What causes bad breath and how can I prevent it?
Does your mouth have a peculiar odour? If so, it could be the sign of a more serious health problem
Not-so-minty-fresh breath? It’s most likely down to something you ate or because you haven’t brushed your teeth properly.
But occasionally, particular smells carried on the breath can be caused by a more serious health problem.
Dr Harold Katz, a dentist specialising in bacteriology, says: “Almost all bad breath odours are caused by anaerobic bacteria living in the back of the tongue, throat and tonsils, which break down the proteins in our food as part of their daily job.
“However, when someone isn’t entirely healthy, it can be harder for these bacteria to break down these proteins as they should, leaving particular chemical smells behind.”
So if anyone has noticed any of these smells on your breath, it’s definitely worth talking to your dentist.
If your breath smells of...Pear Drops
It could be... diabetes
One of the tell-tale signs of undiagnosed Type 1 diabetes is the faint smell of pear drops, or ammonia, on the breath. This occurs because a lack of insulin means the body can’t use sugar for energy and starts to break down the fat instead. Waste products called ketones build up and are exhaled.
Freshen up: See your GP for a urine test, particularly if you have excessive thirst, extreme tiredness, unexplained weight loss and the need to pass urine more frequently.
If your breath smells of...mothballs
It could be... sinus problems
People with sinus problems often emit a scent reminiscent of mothballs. Dr Katz, who is also the founder of The Breath Co oral-health products, explains: “This is because the mucus formed when you have a stuffy nose or congested throat contains very dense proteins. It is these proteins, which are hard for the body to break down, that contain that very distinctive odour.”
Freshen up: Try over-the-counter decongestants or see your GP if you think you may have sinusitis.
If your breath smells of...sour milk
It could be... due to diet. High-protein, no-carb diets can leave you with foul-smelling breath. Again, as with diabetes, it’s those ketones that are to blame. As the body has fewer carbs to turn into energy, it begins to burn fat and proteins.
In this instance, the proteins consumed from a no-carb diet produce this unpleasant smell.
Freshen up: No amount of brushing, flossing or mouthwash can get rid of this particular smell, so you might want to reintroduce more carbs into your diet.
If your breath smells of... rotting flesh
It could be... tonsillitis
Dr Katz says: “When tonsils are infected and inflamed, it makes it difficult for the anaerobic bacteria at the back of the tongue to break down chemicals as usual. Sulphur-producing bacteria breed deep in the tonsils, and the infected ones can’t break it down.
“It’s this sulphuric smell that
makes the breath smell so bad when someone is suffering from tonsillitis or tonsil stones,” he adds.
In rare cases, this smell could also indicate cirrhosis of the liver.
Freshen up: Most cases of tonsillitis clear up without treatment within a week. In the meantime, drink plenty of water and try gargling with a mild antiseptic solution.
If your breath smells of ... morning breath
It could be... xerostomia (dry mouth)
No one’s mouth smells as fresh as a daisy when they wake up, but if normal brushing doesn’t alleviate the problem, then there might be another underlying cause.
Dr Katz says: “Some people suffer from xerostomia, or dry mouth, where the saliva isn’t flowing as it should.
“A lack of saliva can cause bacteria to build up, leading to bad breath. Unless saliva levels are brought back to normal, the consequences of xerostomia are potentially long term and serious, usually involving tooth decay and gum disease.”
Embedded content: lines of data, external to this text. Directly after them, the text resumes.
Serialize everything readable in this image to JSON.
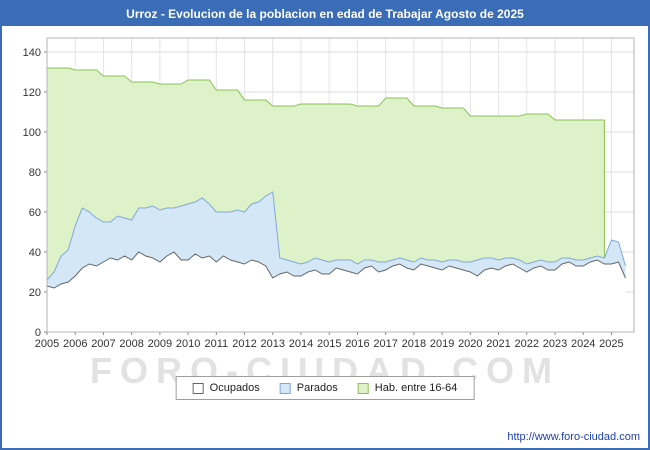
{
  "title": "Urroz - Evolucion de la poblacion en edad de Trabajar Agosto de 2025",
  "watermark": "FORO-CIUDAD.COM",
  "footer": {
    "url": "http://www.foro-ciudad.com"
  },
  "colors": {
    "frame_border": "#3a6db5",
    "titlebar_bg": "#3a6db5",
    "titlebar_text": "#ffffff",
    "url_text": "#1f3fae",
    "watermark_text": "#e2e2e2",
    "grid": "#dddddd",
    "vgrid": "#e4e4e4",
    "plot_border": "#b5b5b5",
    "axis_text": "#333333"
  },
  "legend": [
    {
      "label": "Ocupados",
      "fill": "#ffffff",
      "stroke": "#666666"
    },
    {
      "label": "Parados",
      "fill": "#d4e7f6",
      "stroke": "#7fa8d9"
    },
    {
      "label": "Hab. entre 16-64",
      "fill": "#ddf2c8",
      "stroke": "#8cc152"
    }
  ],
  "chart_data": {
    "type": "area",
    "title": "Urroz - Evolucion de la poblacion en edad de Trabajar Agosto de 2025",
    "xlabel": "",
    "ylabel": "",
    "ylim": [
      0,
      140
    ],
    "grid": true,
    "legend_position": "bottom",
    "yticks": [
      0,
      20,
      40,
      60,
      80,
      100,
      120,
      140
    ],
    "xticks": [
      2005,
      2006,
      2007,
      2008,
      2009,
      2010,
      2011,
      2012,
      2013,
      2014,
      2015,
      2016,
      2017,
      2018,
      2019,
      2020,
      2021,
      2022,
      2023,
      2024,
      2025
    ],
    "x": [
      2005,
      2005.25,
      2005.5,
      2005.75,
      2006,
      2006.25,
      2006.5,
      2006.75,
      2007,
      2007.25,
      2007.5,
      2007.75,
      2008,
      2008.25,
      2008.5,
      2008.75,
      2009,
      2009.25,
      2009.5,
      2009.75,
      2010,
      2010.25,
      2010.5,
      2010.75,
      2011,
      2011.25,
      2011.5,
      2011.75,
      2012,
      2012.25,
      2012.5,
      2012.75,
      2013,
      2013.25,
      2013.5,
      2013.75,
      2014,
      2014.25,
      2014.5,
      2014.75,
      2015,
      2015.25,
      2015.5,
      2015.75,
      2016,
      2016.25,
      2016.5,
      2016.75,
      2017,
      2017.25,
      2017.5,
      2017.75,
      2018,
      2018.25,
      2018.5,
      2018.75,
      2019,
      2019.25,
      2019.5,
      2019.75,
      2020,
      2020.25,
      2020.5,
      2020.75,
      2021,
      2021.25,
      2021.5,
      2021.75,
      2022,
      2022.25,
      2022.5,
      2022.75,
      2023,
      2023.25,
      2023.5,
      2023.75,
      2024,
      2024.25,
      2024.5,
      2024.75,
      2025,
      2025.25,
      2025.5
    ],
    "series": [
      {
        "name": "Hab. entre 16-64",
        "fill": "#ddf2c8",
        "stroke": "#8cc152",
        "values": [
          132,
          132,
          132,
          132,
          131,
          131,
          131,
          131,
          128,
          128,
          128,
          128,
          125,
          125,
          125,
          125,
          124,
          124,
          124,
          124,
          126,
          126,
          126,
          126,
          121,
          121,
          121,
          121,
          116,
          116,
          116,
          116,
          113,
          113,
          113,
          113,
          114,
          114,
          114,
          114,
          114,
          114,
          114,
          114,
          113,
          113,
          113,
          113,
          117,
          117,
          117,
          117,
          113,
          113,
          113,
          113,
          112,
          112,
          112,
          112,
          108,
          108,
          108,
          108,
          108,
          108,
          108,
          108,
          109,
          109,
          109,
          109,
          106,
          106,
          106,
          106,
          106,
          106,
          106,
          106,
          null,
          null,
          null
        ]
      },
      {
        "name": "Parados",
        "stacked_on": "Ocupados",
        "fill": "#d4e7f6",
        "stroke": "#7fa8d9",
        "values": [
          3,
          8,
          14,
          16,
          25,
          30,
          26,
          24,
          20,
          18,
          22,
          19,
          20,
          22,
          24,
          26,
          26,
          24,
          22,
          27,
          28,
          26,
          30,
          26,
          25,
          22,
          24,
          26,
          26,
          28,
          30,
          35,
          43,
          8,
          6,
          7,
          6,
          5,
          6,
          7,
          6,
          4,
          5,
          6,
          5,
          4,
          3,
          5,
          4,
          3,
          3,
          4,
          4,
          3,
          3,
          4,
          4,
          3,
          4,
          4,
          5,
          8,
          6,
          5,
          5,
          4,
          3,
          4,
          4,
          3,
          3,
          4,
          4,
          3,
          2,
          3,
          3,
          2,
          2,
          3,
          12,
          10,
          6
        ]
      },
      {
        "name": "Ocupados",
        "fill": "#ffffff",
        "stroke": "#666666",
        "values": [
          23,
          22,
          24,
          25,
          28,
          32,
          34,
          33,
          35,
          37,
          36,
          38,
          36,
          40,
          38,
          37,
          35,
          38,
          40,
          36,
          36,
          39,
          37,
          38,
          35,
          38,
          36,
          35,
          34,
          36,
          35,
          33,
          27,
          29,
          30,
          28,
          28,
          30,
          31,
          29,
          29,
          32,
          31,
          30,
          29,
          32,
          33,
          30,
          31,
          33,
          34,
          32,
          31,
          34,
          33,
          32,
          31,
          33,
          32,
          31,
          30,
          28,
          31,
          32,
          31,
          33,
          34,
          32,
          30,
          32,
          33,
          31,
          31,
          34,
          35,
          33,
          33,
          35,
          36,
          34,
          34,
          35,
          27
        ]
      }
    ]
  }
}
Freshen up: People suffering from dry mouth will often experience other symptoms, such as unrelenting thirst, chapped lips and/or cracked mouth corners, sore throat and a burning sensation on the tongue.
If you have these, see your doctor and make sure you drink plenty of water.
If your breath smells of... fish
It could be... kidney problems
Nitrogen is the main culprit when it comes to giving out fishy smells. If your breath has a fishy odour, your kidneys might be to blame.
Dr Katz says: “If your kidneys are not functioning properly, there will be a build-up of nitrogen.”
Freshen up: If you notice a fishy smell on your breath, see your GP who can arrange a kidney function test.
If your breath smells of...faeces
It could be... infected gums
Rotting tissue can mimic the smell of faeces because of the production of chemicals by anaerobic bacteria.
Dr Katz says: “The number-one infection in modern humans is infected gums. So the smell of faeces can just as easily come from a lack of flossing as from a blockage in the bowel.”
Freshen up: Make sure you floss and brush carefully twice a day. Visit your dentist or hygienist regularly.